Evolution of Circuitry Technologies

This is an early module developed by CDC prior to the advent of the 6000 series. It was used in some of the earlier machines such as the 1604 and 3000 series.

To the right in this picture are the pins used to plug it into the backplane. This board contains two transistors (the small aluminum-colored cans a little way in from the left edge) and essentially implememts a single flip-flop that can register and hold one bit.

The large black cylinder in the middle of the left edge is not an electronic component - it is merely a spacer to keep separation between multiple boards when they are all plugged into the backplane side-by-side.

The two holes on the left edge with silver-colored grommets are points to which test-probes can be attached.

Here we see a much greater packing density where two circuit-boards are mounted in one pluggable module, with their component surfaces facing inward toward each other. The pins used to plug it into the backplane are on the left, and contacts for test probes are mounted on the right.
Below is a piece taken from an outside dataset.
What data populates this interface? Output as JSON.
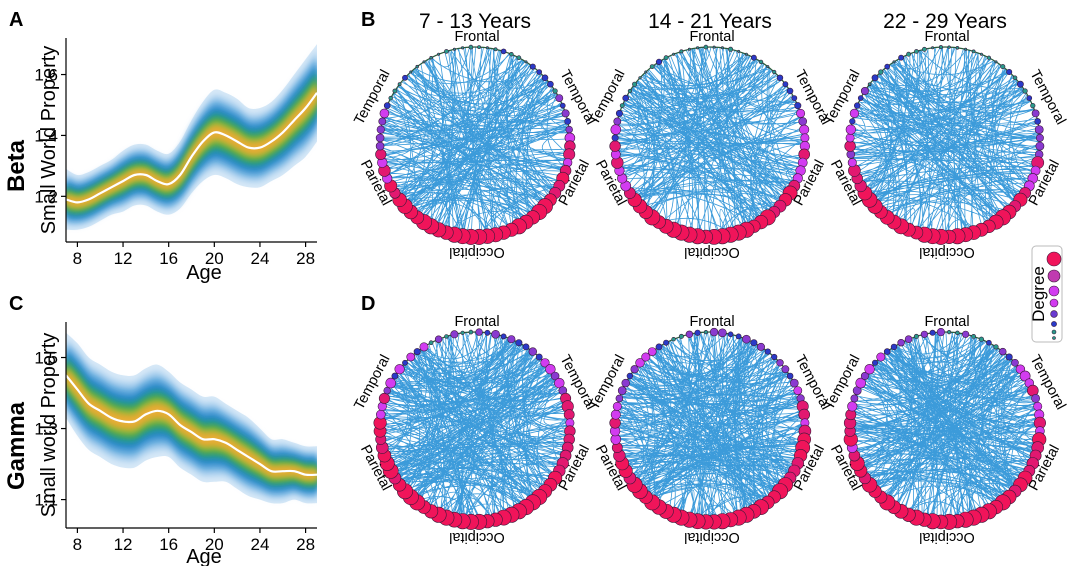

This is the same module viewed end-on. Here we see a bunch of transistors mounted on each board, with some components such as resistors and diodes mounted in between, with one end connected to each board. This configuration gave rise to the name "cord-wood packaging". This type of dense packaging however gave rise to cooling problems in that it was too restrictive to support sufficient cooling by the traditional method of forced cold air flow over the components. Instead, cooling was achieved by cold bar conduction: the cordwood modules were inserted and screwed in place in compartments and the two large flat surfaces were in contact with aluminum sheets which conducted the heat to the horizontal members of the frame, which in turn contained circulating Freon. (Thanks to Peter Capek for pointing out a clarification here)

This is a later module where we see the transition from discrete technology (using individual components such as transistors, resistors, diodes, etc.) to the use of integrated circuits in chips. The chips are again mounted on two inward-facing boards to make a module. This transition only occurred once integrated chip circuitry was available that could match the speed of the earlier discrete circuitry.

However, this density came at an even greater cost in heat dissipation problems. You can see a silver-colored plate (resembling four fence-posts in a gate) mounted on the outer surface of each board by means of four clips. This was to draw heat from the chips and provide a more efficient conductive path to the cooling elements.

The holes on the right are the test-probe connections.

This is the same module, showing how the chips are mounted inside. Note how each "fence post" on the outer cooling plate aligns with the bellies of a row of chips in an attempt to suck out the heat and conduct it to the cooling elements.

Also of note is that this module no longer relies on its connector pins to hold it into the chassis. There are two screws on the end-plate which are used to firmly bolt it into place - partly to protect against any vibration that might compromise electrical integrity, and partly to assure good mechanical contact for heat dissipation purposes.